Ник отошел от могилы, напоил коня из маленького озера и двинулся дальше. Было холодно, зимний ветер со свистом носился по скалистым ущельям и горным перевалам. Добравшись до Красного озера, Ник остановился и позволил коню пощипать высокую густую траву, заросли которой обрамляли водоем. Потом он поехал дальше, с волнением в душе следуя по крутой каменистой тропе и думая о Тори. Он знал, что она сильная девушка, несмотря на то, что ее здорово баловали. Это удивляло Ника. Но он не подвергал ее серьезным испытаниям, а Пикерингу не было дела до того, выживет ли она. Негодяй нуждался в Тори лишь постольку, поскольку она могла удовлетворить его похоть.

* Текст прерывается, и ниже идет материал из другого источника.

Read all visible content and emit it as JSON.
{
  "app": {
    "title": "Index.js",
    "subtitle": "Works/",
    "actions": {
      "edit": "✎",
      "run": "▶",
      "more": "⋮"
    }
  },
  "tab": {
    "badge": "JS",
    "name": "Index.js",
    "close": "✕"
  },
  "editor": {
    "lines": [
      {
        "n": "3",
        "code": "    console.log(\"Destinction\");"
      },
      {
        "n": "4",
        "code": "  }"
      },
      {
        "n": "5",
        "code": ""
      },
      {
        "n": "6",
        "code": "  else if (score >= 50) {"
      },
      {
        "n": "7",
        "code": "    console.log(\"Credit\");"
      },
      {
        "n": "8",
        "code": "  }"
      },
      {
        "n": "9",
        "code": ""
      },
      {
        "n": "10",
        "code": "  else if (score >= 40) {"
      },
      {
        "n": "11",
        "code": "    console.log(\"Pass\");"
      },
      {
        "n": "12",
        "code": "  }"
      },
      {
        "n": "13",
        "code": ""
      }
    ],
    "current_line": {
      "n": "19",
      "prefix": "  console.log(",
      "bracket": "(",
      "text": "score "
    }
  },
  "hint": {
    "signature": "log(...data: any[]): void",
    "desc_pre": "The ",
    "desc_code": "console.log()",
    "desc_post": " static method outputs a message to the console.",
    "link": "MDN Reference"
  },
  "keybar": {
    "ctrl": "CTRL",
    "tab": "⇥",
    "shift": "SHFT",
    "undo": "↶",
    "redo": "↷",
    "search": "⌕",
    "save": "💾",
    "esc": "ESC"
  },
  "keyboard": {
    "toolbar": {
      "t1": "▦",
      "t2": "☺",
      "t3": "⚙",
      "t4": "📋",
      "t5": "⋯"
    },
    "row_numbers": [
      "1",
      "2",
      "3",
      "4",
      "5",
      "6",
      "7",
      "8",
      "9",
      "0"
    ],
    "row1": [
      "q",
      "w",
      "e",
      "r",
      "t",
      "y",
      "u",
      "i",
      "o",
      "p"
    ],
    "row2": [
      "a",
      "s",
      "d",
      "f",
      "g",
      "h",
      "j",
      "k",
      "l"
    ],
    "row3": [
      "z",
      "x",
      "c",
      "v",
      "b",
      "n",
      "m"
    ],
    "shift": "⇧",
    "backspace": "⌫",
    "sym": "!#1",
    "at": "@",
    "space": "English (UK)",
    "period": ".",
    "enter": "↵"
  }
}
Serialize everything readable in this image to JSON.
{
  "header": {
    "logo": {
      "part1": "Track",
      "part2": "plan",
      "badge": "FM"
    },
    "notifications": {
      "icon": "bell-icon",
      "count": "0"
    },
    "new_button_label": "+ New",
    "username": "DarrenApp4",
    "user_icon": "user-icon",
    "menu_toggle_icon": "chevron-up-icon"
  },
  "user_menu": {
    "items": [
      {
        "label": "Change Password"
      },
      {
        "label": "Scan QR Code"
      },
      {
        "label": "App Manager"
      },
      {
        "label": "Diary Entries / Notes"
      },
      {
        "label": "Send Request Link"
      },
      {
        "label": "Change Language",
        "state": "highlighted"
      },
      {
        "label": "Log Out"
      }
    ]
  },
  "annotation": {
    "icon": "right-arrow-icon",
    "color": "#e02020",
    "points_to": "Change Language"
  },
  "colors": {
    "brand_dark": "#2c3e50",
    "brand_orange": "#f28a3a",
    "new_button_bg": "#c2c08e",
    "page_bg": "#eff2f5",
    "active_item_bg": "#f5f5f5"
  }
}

Он тщательно обследовал тропу, которая тянулась над Карсон-Ривер. Под двумя недавно построенными мостиками ревел поток. Ник остановился возле поселения мормонов, чтобы узнать насчет Пикеринга.

Он увидел обращенные на него осуждающие взгляды. Наконец один из бородатых мужчин ответил, что они видели такую пару — бесстыжую женщину с дерзко обнаженными грудями, ехавшую в одном седле с мужчиной, который прикасался к ее груди. За ними следовала вторая лошадь.

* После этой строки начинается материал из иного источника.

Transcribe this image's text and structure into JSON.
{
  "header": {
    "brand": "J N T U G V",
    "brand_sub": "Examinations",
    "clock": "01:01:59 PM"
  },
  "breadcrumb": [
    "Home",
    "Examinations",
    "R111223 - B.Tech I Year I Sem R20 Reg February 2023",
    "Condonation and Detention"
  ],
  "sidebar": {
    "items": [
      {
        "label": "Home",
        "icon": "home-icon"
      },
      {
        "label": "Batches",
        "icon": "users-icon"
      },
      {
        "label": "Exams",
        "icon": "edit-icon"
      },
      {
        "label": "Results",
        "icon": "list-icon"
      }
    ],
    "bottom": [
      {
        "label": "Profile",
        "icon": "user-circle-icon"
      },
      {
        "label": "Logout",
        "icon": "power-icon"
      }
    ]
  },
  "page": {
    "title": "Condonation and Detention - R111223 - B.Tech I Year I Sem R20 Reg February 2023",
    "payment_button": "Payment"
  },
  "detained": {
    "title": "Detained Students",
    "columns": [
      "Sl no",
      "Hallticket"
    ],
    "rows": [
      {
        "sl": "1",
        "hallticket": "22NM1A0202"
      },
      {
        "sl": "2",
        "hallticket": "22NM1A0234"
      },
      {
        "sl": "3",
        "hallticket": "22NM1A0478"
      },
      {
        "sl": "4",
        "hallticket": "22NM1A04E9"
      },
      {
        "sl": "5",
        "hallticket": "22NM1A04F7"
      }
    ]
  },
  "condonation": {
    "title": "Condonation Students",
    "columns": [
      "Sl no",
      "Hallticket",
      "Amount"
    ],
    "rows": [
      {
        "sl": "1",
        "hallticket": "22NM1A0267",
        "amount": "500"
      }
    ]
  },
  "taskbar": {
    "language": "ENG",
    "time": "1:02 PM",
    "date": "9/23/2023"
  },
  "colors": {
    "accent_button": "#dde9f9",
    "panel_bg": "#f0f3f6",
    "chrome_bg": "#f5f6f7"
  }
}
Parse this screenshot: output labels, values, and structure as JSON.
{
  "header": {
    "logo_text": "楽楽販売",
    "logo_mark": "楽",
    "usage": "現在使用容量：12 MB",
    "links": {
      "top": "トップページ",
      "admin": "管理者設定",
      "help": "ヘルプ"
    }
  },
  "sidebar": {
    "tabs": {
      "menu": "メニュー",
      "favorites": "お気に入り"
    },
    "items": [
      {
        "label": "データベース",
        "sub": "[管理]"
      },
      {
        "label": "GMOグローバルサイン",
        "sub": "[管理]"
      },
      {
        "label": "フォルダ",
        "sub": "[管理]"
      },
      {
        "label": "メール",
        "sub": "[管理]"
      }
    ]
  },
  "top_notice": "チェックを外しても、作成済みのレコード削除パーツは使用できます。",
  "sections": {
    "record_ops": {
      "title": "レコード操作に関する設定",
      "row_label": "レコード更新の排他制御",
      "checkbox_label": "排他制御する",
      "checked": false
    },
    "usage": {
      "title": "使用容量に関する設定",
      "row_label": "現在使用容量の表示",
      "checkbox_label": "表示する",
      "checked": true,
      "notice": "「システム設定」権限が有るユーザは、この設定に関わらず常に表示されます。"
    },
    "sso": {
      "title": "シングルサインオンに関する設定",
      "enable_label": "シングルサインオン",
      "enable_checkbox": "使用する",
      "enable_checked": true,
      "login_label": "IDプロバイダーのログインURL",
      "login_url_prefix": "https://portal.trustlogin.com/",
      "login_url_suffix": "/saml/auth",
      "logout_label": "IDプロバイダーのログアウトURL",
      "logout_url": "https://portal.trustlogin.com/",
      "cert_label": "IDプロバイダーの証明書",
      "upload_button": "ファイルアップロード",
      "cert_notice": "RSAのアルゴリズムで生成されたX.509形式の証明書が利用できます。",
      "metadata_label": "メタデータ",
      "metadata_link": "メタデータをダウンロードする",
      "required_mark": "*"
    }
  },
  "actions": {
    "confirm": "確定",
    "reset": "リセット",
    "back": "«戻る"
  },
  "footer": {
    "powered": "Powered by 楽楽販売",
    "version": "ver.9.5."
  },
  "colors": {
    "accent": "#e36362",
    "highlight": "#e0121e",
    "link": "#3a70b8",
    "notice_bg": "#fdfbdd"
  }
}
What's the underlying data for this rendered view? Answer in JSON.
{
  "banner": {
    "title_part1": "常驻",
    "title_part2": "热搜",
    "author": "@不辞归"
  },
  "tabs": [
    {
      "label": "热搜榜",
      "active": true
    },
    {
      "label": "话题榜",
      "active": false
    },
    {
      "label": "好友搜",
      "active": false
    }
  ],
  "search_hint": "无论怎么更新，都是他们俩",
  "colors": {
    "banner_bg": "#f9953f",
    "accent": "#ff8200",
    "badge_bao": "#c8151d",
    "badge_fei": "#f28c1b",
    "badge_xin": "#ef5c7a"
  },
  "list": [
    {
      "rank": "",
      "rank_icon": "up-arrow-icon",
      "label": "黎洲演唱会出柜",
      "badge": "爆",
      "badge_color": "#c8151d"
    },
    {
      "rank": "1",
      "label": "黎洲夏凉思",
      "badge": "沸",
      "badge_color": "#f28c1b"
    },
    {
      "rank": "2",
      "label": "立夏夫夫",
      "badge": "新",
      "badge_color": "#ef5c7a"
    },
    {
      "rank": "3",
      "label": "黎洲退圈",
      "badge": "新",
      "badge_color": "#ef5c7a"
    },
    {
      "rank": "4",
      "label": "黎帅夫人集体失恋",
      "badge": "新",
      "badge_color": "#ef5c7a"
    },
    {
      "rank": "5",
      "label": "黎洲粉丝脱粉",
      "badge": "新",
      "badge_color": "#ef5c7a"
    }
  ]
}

— Это было неприглядное зрелище, — строгим тоном произнес мормон. — Мы надеемся, что она скоро поймет греховность своего поведения и исправится. Мы молимся за спасение ее души.

Они пристыжено посмотрели на Ника, когда он тихо произнес:

— Я надеюсь, что вы, набожные люди, будете молиться о том, чтобы она не простудилась.

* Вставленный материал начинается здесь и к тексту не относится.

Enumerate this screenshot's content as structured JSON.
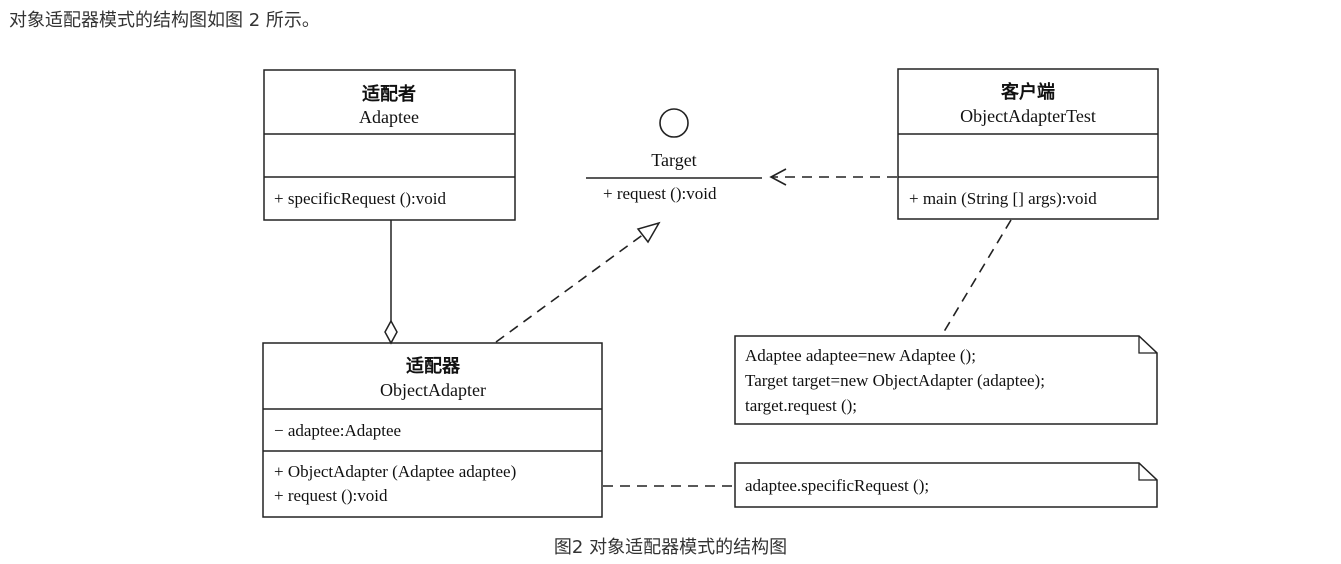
{
  "intro_text": "对象适配器模式的结构图如图 2 所示。",
  "caption": "图2 对象适配器模式的结构图",
  "adaptee": {
    "title_cn": "适配者",
    "title_en": "Adaptee",
    "operation": "+ specificRequest ():void"
  },
  "target": {
    "name": "Target",
    "operation": "+ request ():void"
  },
  "client": {
    "title_cn": "客户端",
    "title_en": "ObjectAdapterTest",
    "operation": "+ main (String [] args):void"
  },
  "adapter": {
    "title_cn": "适配器",
    "title_en": "ObjectAdapter",
    "attribute": "− adaptee:Adaptee",
    "operations": [
      "+ ObjectAdapter (Adaptee adaptee)",
      "+ request ():void"
    ]
  },
  "client_note": {
    "lines": [
      "Adaptee adaptee=new Adaptee ();",
      "Target target=new ObjectAdapter (adaptee);",
      "target.request ();"
    ]
  },
  "adapter_note": {
    "lines": [
      "adaptee.specificRequest ();"
    ]
  }
}
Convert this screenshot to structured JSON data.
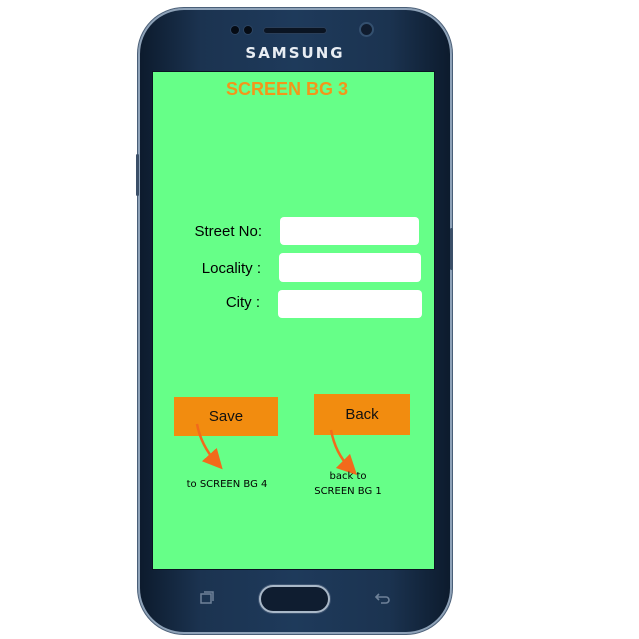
{
  "device": {
    "brand": "SAMSUNG"
  },
  "screen": {
    "title": "SCREEN BG 3",
    "background_color": "#66ff88",
    "form": {
      "street_label": "Street No:",
      "street_value": "",
      "locality_label": "Locality :",
      "locality_value": "",
      "city_label": "City :",
      "city_value": ""
    },
    "buttons": {
      "save_label": "Save",
      "back_label": "Back",
      "button_color": "#f28c0f"
    },
    "annotations": {
      "save_note": "to SCREEN BG 4",
      "back_note_line1": "back to",
      "back_note_line2": "SCREEN BG 1",
      "arrow_color": "#f26a1b"
    }
  },
  "nav": {
    "recent_icon": "recent-apps-icon",
    "home_icon": "home-button",
    "back_icon": "back-arrow-icon"
  }
}
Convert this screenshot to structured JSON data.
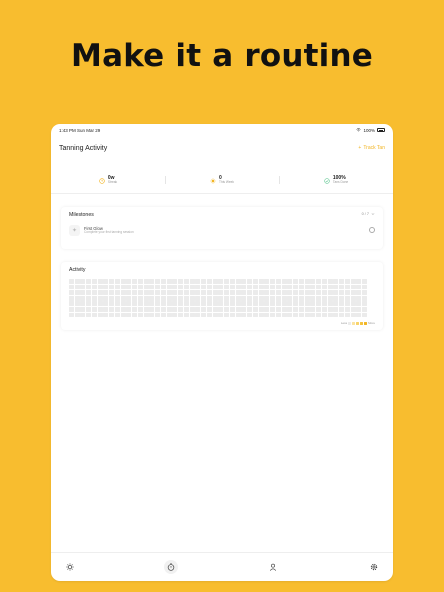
{
  "headline": "Make it a routine",
  "status": {
    "time": "1:43 PM",
    "date": "Sun Mar 29",
    "battery": "100%"
  },
  "header": {
    "title": "Tanning Activity",
    "track_button": "Track Tan",
    "track_icon": "+"
  },
  "stats": [
    {
      "icon": "clock-icon",
      "value": "0w",
      "label": "Streak",
      "color": "#F2B524"
    },
    {
      "icon": "sun-icon",
      "value": "0",
      "label": "This Week",
      "color": "#F2B524"
    },
    {
      "icon": "check-icon",
      "value": "100%",
      "label": "Tans Done",
      "color": "#6BCB9A"
    }
  ],
  "milestones": {
    "title": "Milestones",
    "filter": "0 / 7",
    "items": [
      {
        "name": "First Glow",
        "description": "Complete your first tanning session"
      }
    ]
  },
  "activity": {
    "title": "Activity",
    "rows": 7,
    "cols": 52,
    "legend_less": "Less",
    "legend_more": "More",
    "legend_colors": [
      "#ebebeb",
      "#FBE3A0",
      "#F8D36A",
      "#F5C23D",
      "#F2B524"
    ]
  },
  "tabs": [
    {
      "name": "tab-sun",
      "icon": "sun-icon",
      "active": false
    },
    {
      "name": "tab-timer",
      "icon": "timer-icon",
      "active": true
    },
    {
      "name": "tab-profile",
      "icon": "person-icon",
      "active": false
    },
    {
      "name": "tab-settings",
      "icon": "gear-icon",
      "active": false
    }
  ],
  "colors": {
    "background": "#F8BD2F",
    "accent": "#F2B524"
  }
}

Ник заставил коня бежать рысью по уходившему вверх склону.

Двигаясь по узкой неровной тропе, тянущейся между изрезанными скалами и кустами, он думал о том, какие испытания выпали на долю Тори, и проклинал себя за то, что допустил это. Ему следовало отправить девушку в Сакраменто с Джилом, а не держать возле себя. Он лишь сейчас осознал, что поступил так из эгоистических соображений. Когда он смотрел на Тори, касался ее атласной кожи, его терзало неистовое желание. Господи, возможно ли это? Неужели он, гордившийся своей независимостью, свободой от эмоциональных уз, позволил ей по-настоящему завладеть им?

Это казалось невозможным, однако было правдой.

Перед сумерками он достиг каньона, по дну которого текла река. Тропа, петляя, вывела его через перевал к широкой долине. Горные ручьи с чистой журчащей водой спускались по склону к равнине сквозь заросли высокой травы. Кое-где на лугу виднелись болотца, среди которых были разбросаны ивовые кусты. Возле подножия горы горячие источники образовали маленькое серное озеро.

Солнце садилось за горизонт, его угасающие лучи падали на восточную равнину. Внезапно впереди что-то сверкнуло. Этот блеск был таким недолгим, что Ник спросил себя, не обмануло ли его зрение. Спрятавшись под ивовыми ветвями, с которых почти слетели листья, он подождал. Копыта коня увязли в сырой почве. Через несколько минут Ник снова увидел вдали ртутный блеск металлического предмета.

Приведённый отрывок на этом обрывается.